Бег по краю
Шрифт:
Он не сказал бы, что его жизнь раздвоилась. Нет. У него была одна единственная жизнь: две женщины существовали в ней параллельно и он делал всё возможное, чтобы они не пересеклись никогда.
Иногда он думал о том, какой бы она была, его жизнь, если бы Оксана всё время находилась рядом с ним: и дома, и на работе… Что было бы тогда? Был бы он счастливее? Лида была как мать, как старшая сестра, с ней он мог жить в домашних тапочках… Она брала на себя почти весь быт, делала так, что у него быта не было. Он приходил с работы, ощущая, как голову опять стянуло обручем, а ноги всё труднее оторвать от пола: будто магнит притягивает железо. Заваливался на диван, взяв в руки пахнущую типографской краской газету, включал телевизор, чувствуя, как до него доплывает запах жарящихся котлет, закрывал глаза и, бросив газету на пол, думал о том, что у него есть будущее, что он по-прежнему может найти тёплые материнские колени, в которые легко спрятаться от этого страшно большого и чужого мира. С Оксаной же он был старшим, который должен был вести её за ручку через дебри жизни. Ему нравилось заботиться о ней, но выдержал ли бы он эту пожизненную роль опекуна? С ней он становился
Так или иначе, его жизнь оказалась теперь поделённой на две несмешиваемые части. Но, будто в пароварке, в которой одновременно приготовленные блюда были тщательно разделены по разным этажам, аромат каждого этажа проникал в другой… С последнего этажа по каплям просачивался не только запах, но и вкус… Внизу была Лида и дети, незыблемая основа его благополучия, которая, как внушали ему с детства, должна быть крепостью и крепость эту надо строить по кирпичику, возя на себе тяжёлые мешки песка и цемента, и катить по жизни телегу с камнями, точно коляску с младенцем: бережно и осторожно… Хорошо смазанный механизм, производящий мало тепла, но работающий бесперебойно. Он чувствовал себя вполне гармонично в этой жизни… Просто в серую, но мягкую и тёплую, будто бабушкин пуховый платок, обыденность ворвались краски цыганских нарядов… Позолотите ручку! И у Вас будет впереди большая любовь, длинная дорога… к самому себе, тому, которого тщательно запирали в монашеской келье, набитой пыльными пожелтевшими книгами… Жизнь нуждается в острых ощущениях, иначе она угасает ещё при жизни. А его жизнь искрилась теперь новогодним бенгальским огнём, от которого летели искры, отбрасывающие свой свет на все окружающие его лица.
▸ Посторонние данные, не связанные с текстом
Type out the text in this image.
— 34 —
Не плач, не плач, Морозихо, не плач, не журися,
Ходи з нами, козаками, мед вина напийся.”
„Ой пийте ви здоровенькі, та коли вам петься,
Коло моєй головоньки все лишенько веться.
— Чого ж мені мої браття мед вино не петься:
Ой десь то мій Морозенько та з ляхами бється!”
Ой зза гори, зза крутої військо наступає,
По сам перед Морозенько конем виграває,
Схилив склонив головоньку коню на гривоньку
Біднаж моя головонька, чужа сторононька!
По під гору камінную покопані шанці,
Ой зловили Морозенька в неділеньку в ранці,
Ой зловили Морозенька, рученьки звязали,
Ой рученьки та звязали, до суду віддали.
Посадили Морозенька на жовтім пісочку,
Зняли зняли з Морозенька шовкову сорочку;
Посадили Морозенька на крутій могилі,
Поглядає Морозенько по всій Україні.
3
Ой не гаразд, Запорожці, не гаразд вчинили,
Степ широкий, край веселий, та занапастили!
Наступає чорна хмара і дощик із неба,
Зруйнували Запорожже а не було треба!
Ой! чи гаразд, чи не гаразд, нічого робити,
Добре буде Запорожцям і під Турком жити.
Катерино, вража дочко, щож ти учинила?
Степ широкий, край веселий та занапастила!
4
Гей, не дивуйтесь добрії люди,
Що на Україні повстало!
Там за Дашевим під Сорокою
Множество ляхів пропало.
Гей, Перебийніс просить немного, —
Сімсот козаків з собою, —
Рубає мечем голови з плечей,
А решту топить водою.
Как будто раньше он видел мир свозь грязные стёкла, засиженные осами и мухами, и вдруг в окно кто-то бросил камень. Свет брызнул мелкими осколками, грозя поранить и изрезать… Он увернулся и от увечившего камня, и от мелких звенящих брызг, похожих на водяные капли, отражавших солнечный свет в его лицо, и стоит теперь и смотрит на промытый от въедливой пыли мир, удивляясь яркости его красок.
Он чувствовал свою вину перед Оксаной, не перед семьёй почему-то, и очень боялся, что однажды Оксана постучит в его дом, чтобы сказать: «Это моё. Отдайте! Я хочу быть полновластной хозяйкой…» И ему тогда придётся объяснять, что двадцать лет совместной жизни так просто, как крошки со стола, не смахивают…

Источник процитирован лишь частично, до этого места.